Alexis Vuillermoz is the kind of cyclist I’m happy to see finishing sixth in La Fleche Wallonne. This is because I don’t have to write about the guy who comes sixth and therefore don’t have to try and wrap my brain around the typically vague, meandering French vowel sound that results from ‘uiller’ in the middle of a name.

Almost as if the world were goading me, Dan Martin finished second to old Vuillero (as I call him). Names don’t come much more straightforward than that. The only thing you really need to remember is the sequence. ‘Martin Dan? No, that’s not right – must be Dan Martin.’

Behind these two puncheurs was a larger group containing three of the big four. The missing man was Vincenzo Nibali. Just a few minutes after the race finished, this 10-second gap feels significant, but it’ll probably transpire that he had a puncture or broken gears or summat.

Points competition

Peter Sagan finished fourth today, enough for him to tear the green jersey off Andre Greipel’s teutonic shoulders. Cycling journo Daniel Friebe gave us a nice Sagan-related snippet on Twitter today. Apparently his old under-23 team-mate Matej Vysna told Pédale magazine: “Peter has never had a clue about tactics. He doesn’t like it.”

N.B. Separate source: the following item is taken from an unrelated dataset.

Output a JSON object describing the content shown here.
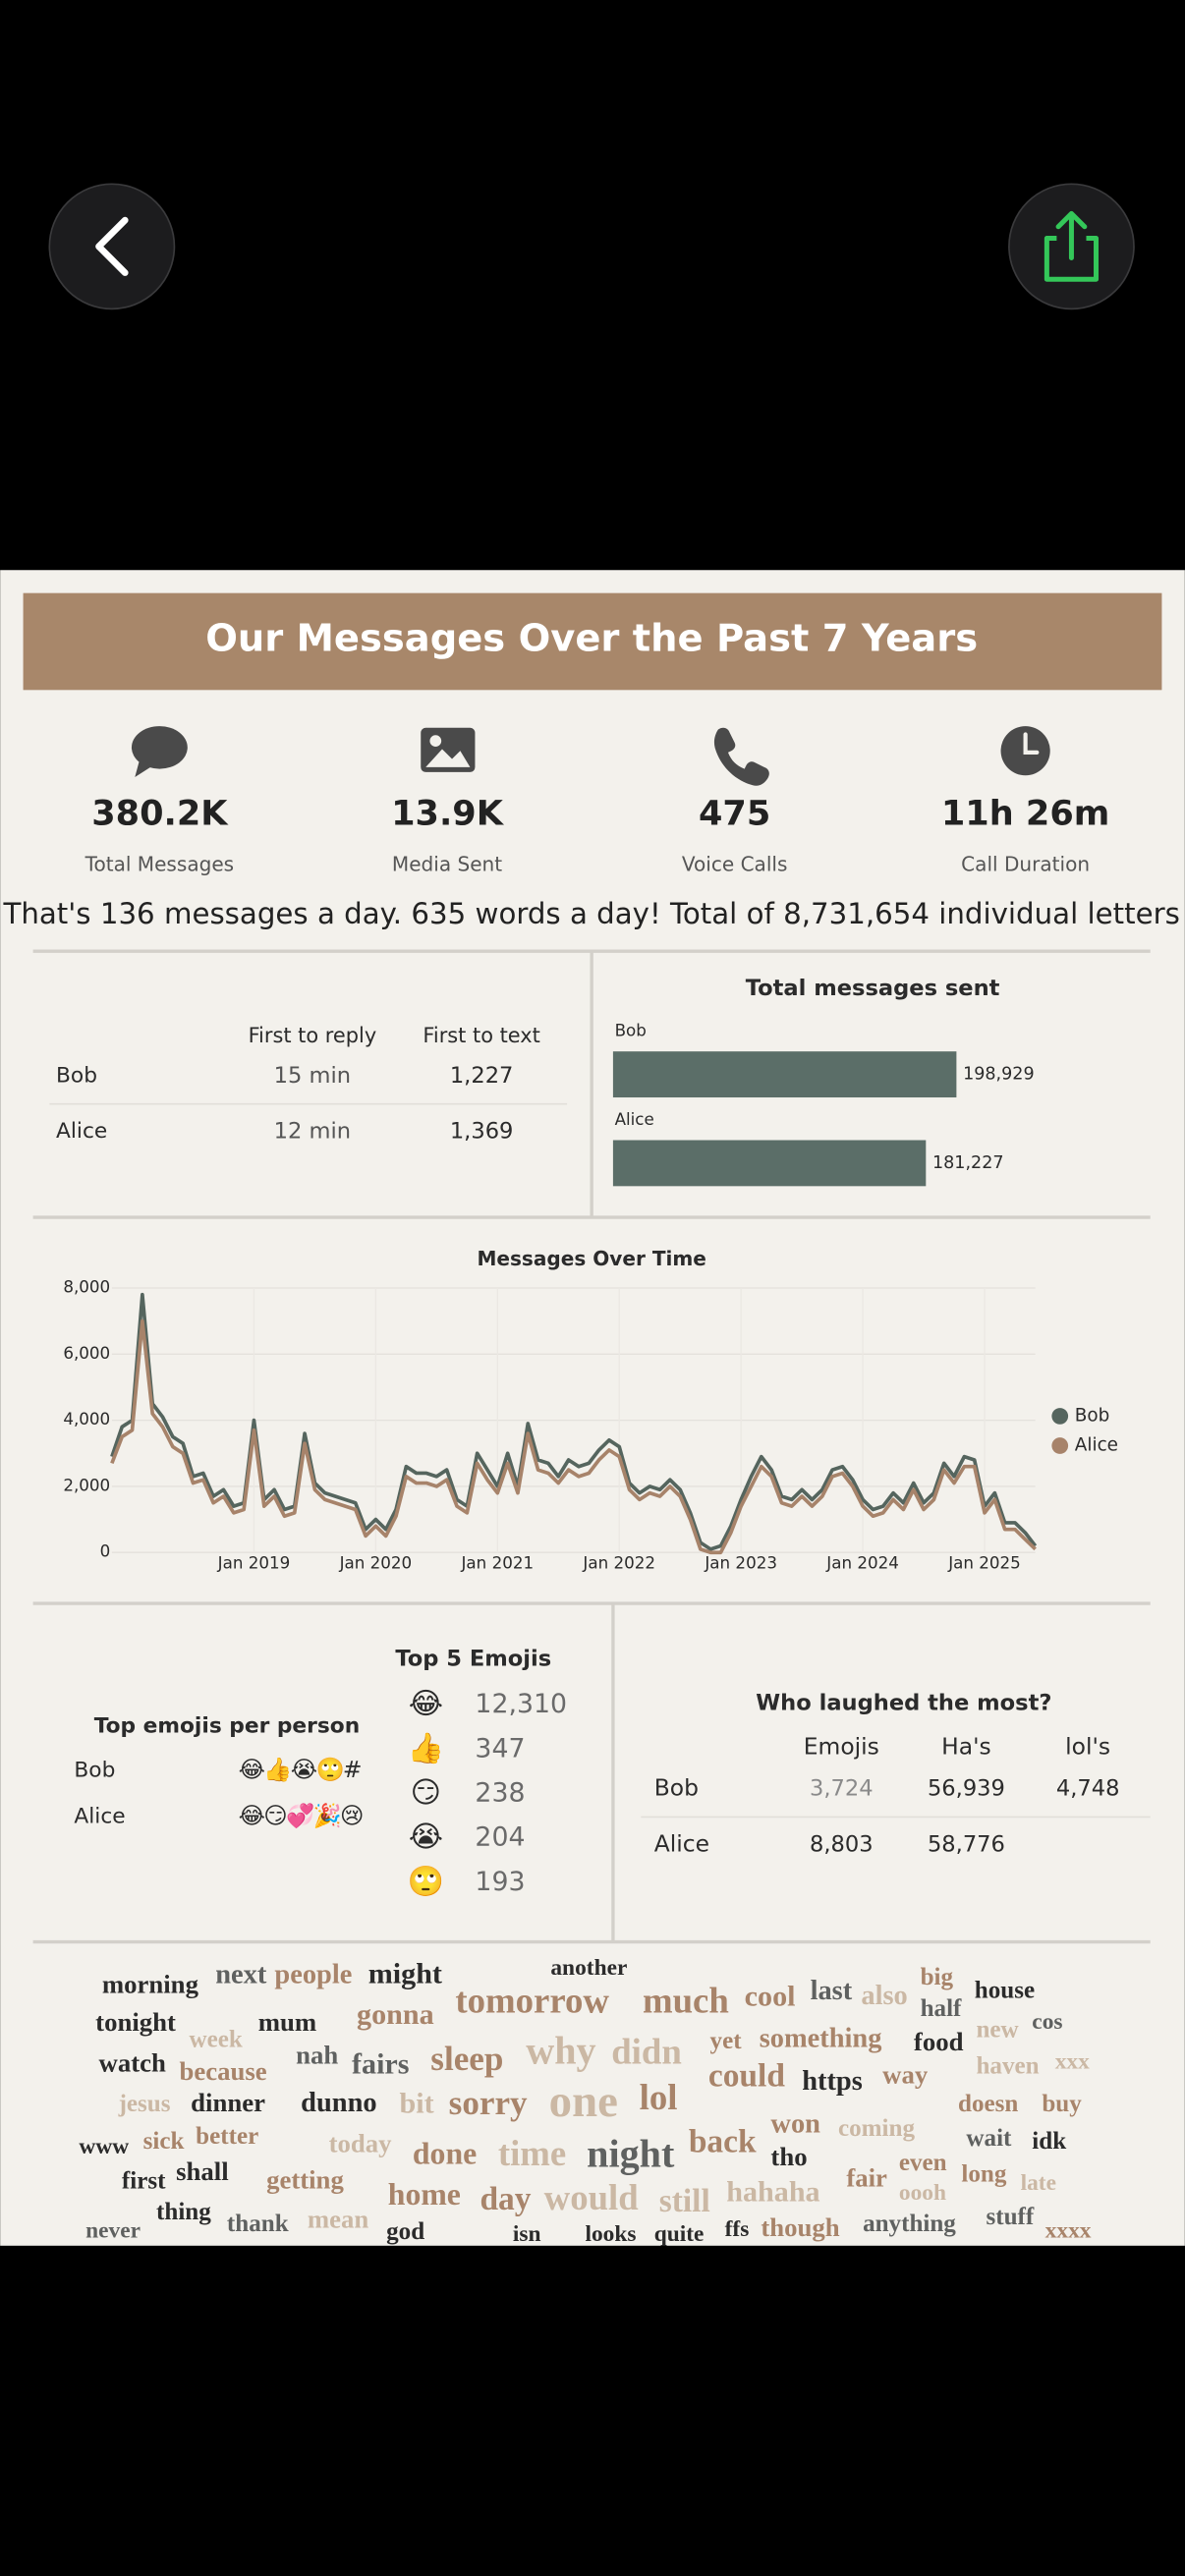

It’s hard to avoid warming to a professional with such an attitude. An absolutely vital aspect for any competitor and he doesn’t engage with it in the slightest on the grounds that he ‘doesn’t like it’.

And he’s in the green jersey.

Stage nine

This could be a bit mental. It’s a bumpy team time trial with an uphill finish. Team time trials are odd at the best of times, but when plenty of teams have already lost a number of riders, it’s likely to be weirder still. The one rule you need to know is that the clock stops only when each team’s fifth rider crosses the line.